Although we were not able to record during the ritual, it is a moment I will never forget. The ritual lasted about 30 minutes and it was incredibly moving. We were informed that this was the first time CET Brazil was allowed to participate in a ceremony like this so I was extra grateful for the opportunity. Once the ritual was over we exited the opy and went back to Sandra’s tekoha. As the kind women prepared our lunch, we went outside and participated in Guarani activities.
Participating in Guarani Activities
The activities included many different past times of the Guarani. It was fun not only to experience the culture of the Guarani spiritually but also colloquially. This gave us moments to talk to other Guarani people in the village and inquire more about the way they live day to day.
The first activity I tried was bowhunting or zarabatana. This was something I have read about in many textbooks both in the States and here in Brazil so it was super fun to try it in real life! The target provided for us was a capybara and we all had fun taking turns trying to “hit” the capybara; I eventually ended up hitting one of the arrows close to the target’s eyes!
The next activity I participated in was body painting; I sat with some of the women and they painted different symbols on our palms and forearms. Each one meant something different and my cohort and I had a lot of fun discussing who got what. I personally receive a symbol meaning “cobra” or “snake.” This body painting was created with a material called genipa. This was a black liquid-like substance that was drawn on our wrist with a stick and meant to last about 2 weeks. It was very interesting to receive this painting and also talk with the women personally.

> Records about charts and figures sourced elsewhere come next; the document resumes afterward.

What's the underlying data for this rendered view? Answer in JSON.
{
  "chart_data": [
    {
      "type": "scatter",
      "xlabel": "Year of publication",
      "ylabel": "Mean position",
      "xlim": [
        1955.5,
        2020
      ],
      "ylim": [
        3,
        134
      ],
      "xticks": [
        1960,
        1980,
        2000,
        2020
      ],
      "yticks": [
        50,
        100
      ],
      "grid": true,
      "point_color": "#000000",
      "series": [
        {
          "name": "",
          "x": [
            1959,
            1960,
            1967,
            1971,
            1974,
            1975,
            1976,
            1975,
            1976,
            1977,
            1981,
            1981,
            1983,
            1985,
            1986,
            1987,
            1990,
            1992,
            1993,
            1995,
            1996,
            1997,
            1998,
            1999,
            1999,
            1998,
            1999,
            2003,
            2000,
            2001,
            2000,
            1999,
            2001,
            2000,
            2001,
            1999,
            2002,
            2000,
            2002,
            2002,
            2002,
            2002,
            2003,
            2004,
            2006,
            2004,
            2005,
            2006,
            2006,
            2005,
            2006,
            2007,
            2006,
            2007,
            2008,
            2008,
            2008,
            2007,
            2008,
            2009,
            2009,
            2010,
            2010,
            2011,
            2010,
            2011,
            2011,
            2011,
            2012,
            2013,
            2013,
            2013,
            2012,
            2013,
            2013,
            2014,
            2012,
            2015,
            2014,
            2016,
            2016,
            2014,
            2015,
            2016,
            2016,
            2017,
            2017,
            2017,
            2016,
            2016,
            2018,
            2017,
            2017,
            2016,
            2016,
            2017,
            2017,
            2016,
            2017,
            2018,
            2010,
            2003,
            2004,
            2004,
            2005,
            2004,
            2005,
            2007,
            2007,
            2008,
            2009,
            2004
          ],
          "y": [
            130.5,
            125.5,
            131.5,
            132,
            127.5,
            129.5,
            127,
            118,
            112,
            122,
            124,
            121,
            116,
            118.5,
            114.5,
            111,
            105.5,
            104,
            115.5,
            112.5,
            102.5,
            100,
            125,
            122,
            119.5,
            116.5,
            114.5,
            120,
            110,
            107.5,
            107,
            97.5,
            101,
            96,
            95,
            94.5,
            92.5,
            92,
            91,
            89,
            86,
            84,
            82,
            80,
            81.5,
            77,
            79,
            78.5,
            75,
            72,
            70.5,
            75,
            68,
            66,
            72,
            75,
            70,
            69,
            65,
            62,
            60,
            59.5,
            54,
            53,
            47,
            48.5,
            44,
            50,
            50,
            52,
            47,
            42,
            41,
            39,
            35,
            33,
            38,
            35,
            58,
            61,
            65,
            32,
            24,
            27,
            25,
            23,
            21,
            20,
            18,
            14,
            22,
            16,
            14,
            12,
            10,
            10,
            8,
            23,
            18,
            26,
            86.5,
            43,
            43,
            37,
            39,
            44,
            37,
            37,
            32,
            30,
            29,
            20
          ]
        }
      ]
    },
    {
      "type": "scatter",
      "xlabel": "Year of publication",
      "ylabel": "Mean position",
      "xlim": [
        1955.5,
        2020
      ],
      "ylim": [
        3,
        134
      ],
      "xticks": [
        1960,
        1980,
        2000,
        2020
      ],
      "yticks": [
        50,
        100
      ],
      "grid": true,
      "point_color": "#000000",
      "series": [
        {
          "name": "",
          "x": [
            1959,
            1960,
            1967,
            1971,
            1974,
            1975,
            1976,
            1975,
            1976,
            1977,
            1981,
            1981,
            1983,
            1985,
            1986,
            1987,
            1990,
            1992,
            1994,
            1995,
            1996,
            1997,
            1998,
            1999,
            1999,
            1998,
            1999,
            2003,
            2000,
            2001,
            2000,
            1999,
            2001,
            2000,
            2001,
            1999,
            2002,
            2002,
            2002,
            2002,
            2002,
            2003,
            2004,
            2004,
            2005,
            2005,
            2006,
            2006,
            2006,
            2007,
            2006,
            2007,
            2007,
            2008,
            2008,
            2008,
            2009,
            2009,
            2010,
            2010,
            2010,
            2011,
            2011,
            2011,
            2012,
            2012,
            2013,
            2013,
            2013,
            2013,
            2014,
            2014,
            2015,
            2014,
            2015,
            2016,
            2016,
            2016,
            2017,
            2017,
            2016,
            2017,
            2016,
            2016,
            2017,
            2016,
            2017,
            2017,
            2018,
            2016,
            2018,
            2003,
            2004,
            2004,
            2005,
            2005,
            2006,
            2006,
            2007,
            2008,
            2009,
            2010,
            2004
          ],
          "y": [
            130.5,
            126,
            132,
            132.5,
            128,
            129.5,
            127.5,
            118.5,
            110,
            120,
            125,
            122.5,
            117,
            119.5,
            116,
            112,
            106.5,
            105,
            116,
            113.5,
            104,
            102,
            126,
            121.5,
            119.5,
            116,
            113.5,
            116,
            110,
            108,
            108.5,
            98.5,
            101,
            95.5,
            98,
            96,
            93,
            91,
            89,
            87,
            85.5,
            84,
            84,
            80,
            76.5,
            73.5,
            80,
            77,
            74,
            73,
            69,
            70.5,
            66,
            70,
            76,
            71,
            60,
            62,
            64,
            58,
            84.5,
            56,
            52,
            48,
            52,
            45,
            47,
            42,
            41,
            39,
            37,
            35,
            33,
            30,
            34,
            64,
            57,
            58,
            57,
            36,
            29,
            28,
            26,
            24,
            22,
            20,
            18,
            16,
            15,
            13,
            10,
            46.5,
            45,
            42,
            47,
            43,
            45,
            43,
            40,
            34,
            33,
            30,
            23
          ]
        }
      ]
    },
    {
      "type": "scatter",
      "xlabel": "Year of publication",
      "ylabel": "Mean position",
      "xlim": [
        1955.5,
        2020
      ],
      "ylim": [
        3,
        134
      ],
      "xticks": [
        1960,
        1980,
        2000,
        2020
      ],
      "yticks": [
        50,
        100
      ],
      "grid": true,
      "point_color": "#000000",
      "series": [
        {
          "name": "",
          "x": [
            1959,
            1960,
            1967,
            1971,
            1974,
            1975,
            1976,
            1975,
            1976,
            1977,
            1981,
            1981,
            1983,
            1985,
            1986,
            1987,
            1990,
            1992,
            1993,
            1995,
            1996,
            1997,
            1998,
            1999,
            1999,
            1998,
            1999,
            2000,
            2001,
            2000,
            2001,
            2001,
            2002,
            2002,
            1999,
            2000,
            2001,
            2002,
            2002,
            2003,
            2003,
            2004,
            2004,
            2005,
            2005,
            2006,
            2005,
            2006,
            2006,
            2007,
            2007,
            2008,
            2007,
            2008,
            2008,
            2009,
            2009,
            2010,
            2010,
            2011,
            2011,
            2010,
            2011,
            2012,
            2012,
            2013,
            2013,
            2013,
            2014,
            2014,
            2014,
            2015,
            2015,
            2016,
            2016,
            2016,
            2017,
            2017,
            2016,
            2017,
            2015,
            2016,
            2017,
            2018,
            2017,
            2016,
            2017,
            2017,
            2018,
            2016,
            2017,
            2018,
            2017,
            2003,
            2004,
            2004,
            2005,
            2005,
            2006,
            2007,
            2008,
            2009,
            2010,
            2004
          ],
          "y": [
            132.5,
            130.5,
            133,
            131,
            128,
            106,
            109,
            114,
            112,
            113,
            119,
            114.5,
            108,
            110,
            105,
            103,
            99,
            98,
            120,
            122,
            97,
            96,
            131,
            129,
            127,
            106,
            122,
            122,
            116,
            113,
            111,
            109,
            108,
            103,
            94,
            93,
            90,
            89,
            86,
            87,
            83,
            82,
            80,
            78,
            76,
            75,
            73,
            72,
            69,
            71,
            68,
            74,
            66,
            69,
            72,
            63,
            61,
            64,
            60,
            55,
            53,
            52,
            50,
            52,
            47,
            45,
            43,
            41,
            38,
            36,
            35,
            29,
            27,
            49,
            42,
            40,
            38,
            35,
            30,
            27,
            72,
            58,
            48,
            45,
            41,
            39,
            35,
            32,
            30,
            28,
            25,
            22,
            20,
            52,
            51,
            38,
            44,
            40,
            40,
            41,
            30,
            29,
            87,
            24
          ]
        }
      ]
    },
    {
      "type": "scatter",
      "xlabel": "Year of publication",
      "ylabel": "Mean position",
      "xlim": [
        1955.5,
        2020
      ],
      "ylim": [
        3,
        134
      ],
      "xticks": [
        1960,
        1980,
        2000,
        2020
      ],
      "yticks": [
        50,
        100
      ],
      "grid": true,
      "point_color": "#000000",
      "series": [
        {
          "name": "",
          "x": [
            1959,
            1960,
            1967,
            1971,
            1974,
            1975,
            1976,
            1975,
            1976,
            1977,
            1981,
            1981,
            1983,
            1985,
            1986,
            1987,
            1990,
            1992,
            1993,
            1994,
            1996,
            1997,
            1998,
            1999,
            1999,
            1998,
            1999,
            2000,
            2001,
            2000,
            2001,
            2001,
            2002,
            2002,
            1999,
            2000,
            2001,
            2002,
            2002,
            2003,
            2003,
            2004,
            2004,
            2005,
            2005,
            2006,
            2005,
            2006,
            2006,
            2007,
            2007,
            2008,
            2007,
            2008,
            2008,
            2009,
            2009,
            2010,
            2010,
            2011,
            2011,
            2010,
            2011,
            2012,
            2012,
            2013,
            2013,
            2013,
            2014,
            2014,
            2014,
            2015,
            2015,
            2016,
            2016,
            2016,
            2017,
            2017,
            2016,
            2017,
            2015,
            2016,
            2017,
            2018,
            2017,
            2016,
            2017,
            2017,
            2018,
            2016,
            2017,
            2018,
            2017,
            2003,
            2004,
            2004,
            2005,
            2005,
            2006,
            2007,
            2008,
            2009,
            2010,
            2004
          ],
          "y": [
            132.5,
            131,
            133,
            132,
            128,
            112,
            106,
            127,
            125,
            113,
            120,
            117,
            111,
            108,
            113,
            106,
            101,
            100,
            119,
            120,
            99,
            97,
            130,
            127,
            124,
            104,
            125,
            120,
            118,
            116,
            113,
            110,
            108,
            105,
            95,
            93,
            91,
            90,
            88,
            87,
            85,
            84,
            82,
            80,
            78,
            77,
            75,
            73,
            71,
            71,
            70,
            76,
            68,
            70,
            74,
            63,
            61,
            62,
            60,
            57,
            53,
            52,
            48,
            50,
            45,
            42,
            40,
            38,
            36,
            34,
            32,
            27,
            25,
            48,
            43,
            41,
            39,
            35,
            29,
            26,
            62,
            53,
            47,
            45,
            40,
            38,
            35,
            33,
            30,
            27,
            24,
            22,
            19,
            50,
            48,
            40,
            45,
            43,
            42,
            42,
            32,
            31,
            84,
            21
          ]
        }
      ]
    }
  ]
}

Once finished with the body painting, I watched some of the people in my cohort make jewelry! They were taught the traditional method of making jewelry by some of the Guarani people. They showed us examples of necklaces, bracelets, and even earrings. Making the jewelry definitely took hard work and patience but the result was worth it. Everyone had so much fun and a personal item to remember our time spent in the village. Participating in these activities helped me feel closer to the Indigenous people and the overall Guarani experience.


Once dinner was served and we ate more delicious food, it was time for a final debrief of the night. We met with all the people in the tekoha including Sandra and Araju. We discussed more about the ritual we participated in and the importance of what we did. They explained that all the food we ate in the day had been blessed and used with herbs and spices also present in the ritual.
In addition, we discussed other rituals that the Guarani perform and certain rules for these ceremonies. One thing that stood out to me specifically was the lack of specific clothing for the ceremonies. Araju explained that in the specific ritual we participated in, no special clothes were needed. We heard stories about Caciques and how they come about in a tekoha as well as other aspects of their community. We were able to hold a beautiful conversation around the fire pit with both the Guarani and my cohort.
Something I made sure to take home with me is a message given to us at the end of the ritual. The message is important enough for me to share with the blog as well–by learning about the Guarani and other Indigenous peoples, we close the gap between urban culture and theirs. In addition, we learn about their way of life and the respect they give the world around them. Thus, it is our responsibility now to uphold this idea and continue to respect the land the same way they do. This was an amazing experience that I will remember for a lifetime!